Bununla birlikte Layla ve Jasmine'i Grandis'in tapınağının girişinde bıraktı ve ardından Lauren ile birlikte Newton'un olması gereken Seidel Sihir Koleji'ne gitti.
vicente, Nina Metal City'ye gitmişse Newton'un neden hâlâ başkentte olduğunu anlamıyordu. Ama şu anda konuşmak istediği adamın büyülü aurasını açıkça hissedebiliyordu.
Yakında Grandis'ten zamanında ayrılmamış öğrencilerin ve öğrencilerin aile üyelerinin yaşadığı üniversitenin kapılarından geçecekti.
Seidel'in Sihir Okulu'ndaki dersler her şeye rağmen devam ediyordu. Daha önce yalnızca krallığın başkentinde bulunan kurum, artık öğretmenlerin yarısının oraya taşınan öğrencilere ders verdiği Metal City'de de mevcuttu.
Öğretmenlerin diğer yarısı başkentteydi ve krallığın tarihindeki bu zor dönemi atlatabilmesi için büyücü yetiştirmeye devam ediyordu.
vicente, geride kalan öğrencilerin ailelerini barındırmak için inşa edilen birçok kulübe ve çadırın yanından geçtikten sonra ana sınıfa geldi ve burada 40 kişilik bir gruba ders veren Newton'a rastladı.

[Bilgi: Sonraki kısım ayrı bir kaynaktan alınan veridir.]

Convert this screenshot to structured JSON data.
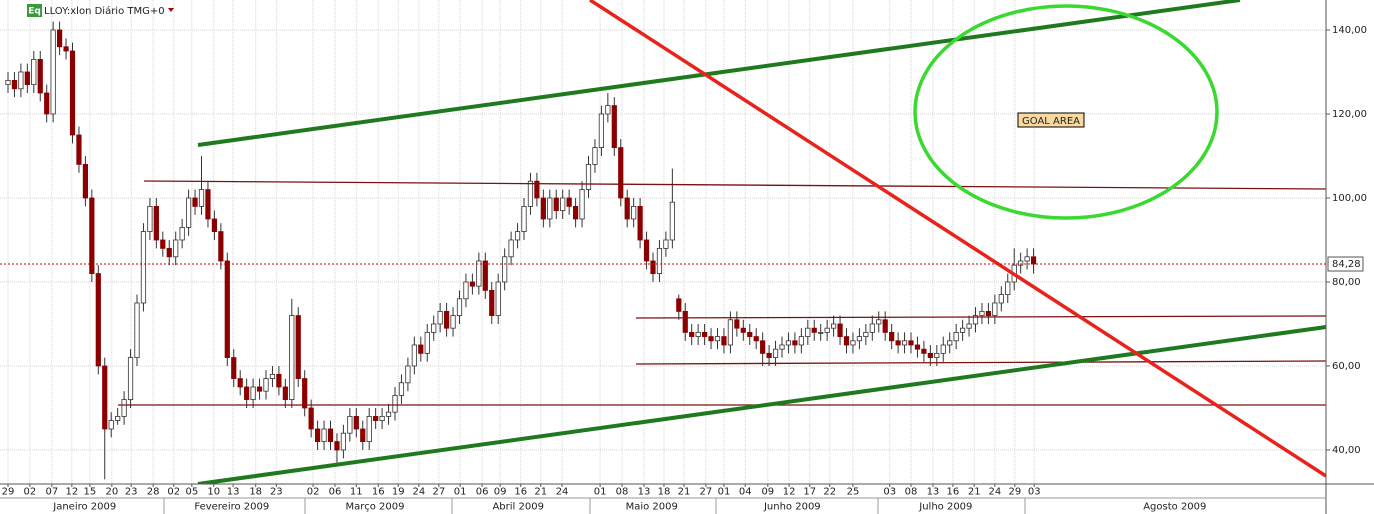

“Profesör, dersinizi böldüğüm için özür dilerim.” vicente, küçük bir amfi tiyatronun girişinde belirerek herkesin dikkatini çektiğini söyledi.
Newton, vicente'ye baktı ve gözleri parladı, bu genç adama baktı ve vice'ın yanındaki siyah saçlı kızın kim olduğunu anladı.
“Anlıyorum… Kuzey yolculuğunda başarılı oldun.” Newton yüzünde bir gülümsemeyle mırıldandıktan sonra öğrencilerine dönüp şöyle dedi: “Ben arkadaşımla konuşurken siz de kaldığımız yerden çalışmaya devam edin.”
Devam etti ve vicente'yi selamladı, ardından iki genci üniversitenin eğitim alanından sadece kısa bir yürüyüş mesafesindeki ofisine götürdü.